Closer

Directed by Mike Nichols, Closer is the story of two couples and a terminal case of cheating. The abandoned other halfs drift off into their own various pits of despair, one returns to becoming a stripper, the other simply stops shaving and starts thinking poorly of women. People scream back and forth at each other, and everything is spoken in extremely simple, sometimes realistic, sometimes odd sounding sentences that make dialogue zip out at a blistering pace. Told in a series of relationship flashes over the course of several years, the film’s intent is primarily to cover a host of key moments in each couple’s love life, then move on to the next. Covered are all types of drama involving passion, love, abandonment, and old fashion emotional abuse.

However, Closer is getting a lot of buzz, not necessarily because of its content, but because of what it doesn’t contain: Natalie Portman’s breasts. Originally filmed with extensive nude scenes (since she does play a stripper), Director Mike Nichols cut the shots in the film’s final hours before release, partly for artistic reasons and partly because Portman had become uncomfortable having them seen. I can’t say I blame her, however perhaps then she shouldn’t have been playing a stripper. It’s a painful truth, but our society is much more interested in the exposure or non-exposure of a 24 year old starlet’s bosoms than we are in a complicated story of betrayal, love, redemption, and brutal pettiness. Closer contains all those things, but does not contain celebrity nudity and so suffers for it.
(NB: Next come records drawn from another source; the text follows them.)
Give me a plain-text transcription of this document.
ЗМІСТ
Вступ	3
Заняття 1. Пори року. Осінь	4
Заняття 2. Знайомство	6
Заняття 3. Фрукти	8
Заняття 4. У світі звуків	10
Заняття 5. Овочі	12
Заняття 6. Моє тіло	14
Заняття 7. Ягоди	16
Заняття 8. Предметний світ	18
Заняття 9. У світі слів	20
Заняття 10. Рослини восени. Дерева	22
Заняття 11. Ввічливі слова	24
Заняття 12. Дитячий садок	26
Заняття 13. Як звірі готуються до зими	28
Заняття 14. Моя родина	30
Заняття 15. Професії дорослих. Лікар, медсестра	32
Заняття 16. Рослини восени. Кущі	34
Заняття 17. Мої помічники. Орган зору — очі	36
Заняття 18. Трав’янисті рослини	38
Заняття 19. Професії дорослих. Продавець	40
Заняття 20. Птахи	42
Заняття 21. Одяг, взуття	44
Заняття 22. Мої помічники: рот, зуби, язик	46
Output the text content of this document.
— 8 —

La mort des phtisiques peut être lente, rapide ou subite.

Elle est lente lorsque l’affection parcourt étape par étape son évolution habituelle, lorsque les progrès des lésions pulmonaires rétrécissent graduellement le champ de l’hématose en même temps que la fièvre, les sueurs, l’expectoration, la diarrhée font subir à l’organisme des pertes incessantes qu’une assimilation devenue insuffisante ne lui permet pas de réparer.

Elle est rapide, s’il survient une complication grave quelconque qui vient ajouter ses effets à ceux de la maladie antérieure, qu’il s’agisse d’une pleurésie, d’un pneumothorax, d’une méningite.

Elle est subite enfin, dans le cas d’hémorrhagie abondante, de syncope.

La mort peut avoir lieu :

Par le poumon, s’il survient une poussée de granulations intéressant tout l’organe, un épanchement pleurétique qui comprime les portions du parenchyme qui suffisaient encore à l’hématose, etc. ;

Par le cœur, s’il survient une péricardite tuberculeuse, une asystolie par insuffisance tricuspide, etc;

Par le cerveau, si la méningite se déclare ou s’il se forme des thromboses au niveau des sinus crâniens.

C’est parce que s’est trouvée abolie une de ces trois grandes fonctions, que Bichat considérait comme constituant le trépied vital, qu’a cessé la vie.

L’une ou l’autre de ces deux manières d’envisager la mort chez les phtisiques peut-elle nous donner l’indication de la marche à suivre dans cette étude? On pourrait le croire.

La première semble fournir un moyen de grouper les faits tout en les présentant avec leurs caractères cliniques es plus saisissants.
It suffers not because I needed something to get me revved but because Portman plays a stripper and is simply incapable of being convincing as such while leaving her top on. Some actresses ooze sex no matter what they’re wearing. Angelina Jolie for instance would look like a sexual goddess even were she to stride on screen wearing a full gorilla suit. Natalie Portman on the other hand can’t shake her god given innocence, and so though she’s striding around in a thong bikini, she’s never convincing as a woman who drops her top. Actually showing her doing so might have been a shock to the audience, and finally gotten across what Portman herself is trying so desperately to convey: That she’s not just some innocent child. Instead, in her big scene with Clive Owen at the club, she comes off as a stripper automaton, a robot programmed to perform certain moves, but whose normal duties involve things like curling up in a corner with an “Anne of Green Gables” book.

Jude Law fares little better, though in his case I doubt the removal of clothes would have helped. His character is simply a slime and it’s hard to feel anything resembling sympathy for him, when it’s easier to wish for his death. At least Jude gets a reaction, Julia Roberts is simply puzzling in a fairly bland performance portraying a character whose motivations rarely make any sense.

The only real winner here is Clive Owen, who finally shows some of the potential I’ve been hearing he has for so long. He’s a rough, sexually motivated character who seems to be the only person in the film capable of cutting to the heart of the bullshit swirling around him. When he’s betrayed by the woman he thinks love him, he falls into a spiraling pit of despair, ending up in the aforementioned strip club with Portman. He pulls off grungy and beaten right along with imposing and powerful. This is his best work to date, and he finds real zest in the short, choppy dialogue screenwriter Patrick Marber has given him to play with.

Nichols, who recently won a lot of acclaim for the mini-series “Angels in America”, does a capable job with a mostly pointless script. It seems to be conflict for conflict’s sake, with characters engaging in ridiculous affairs brought on by unrealistic romantic actions. The film struggles for relationship realism, but comes up confused. Still, the look is sharp and comfortable, the music a nice eclectic mix of eighties pop ballads and musical score. Closer isn’t exactly a bad movie, it just feels like an empty one.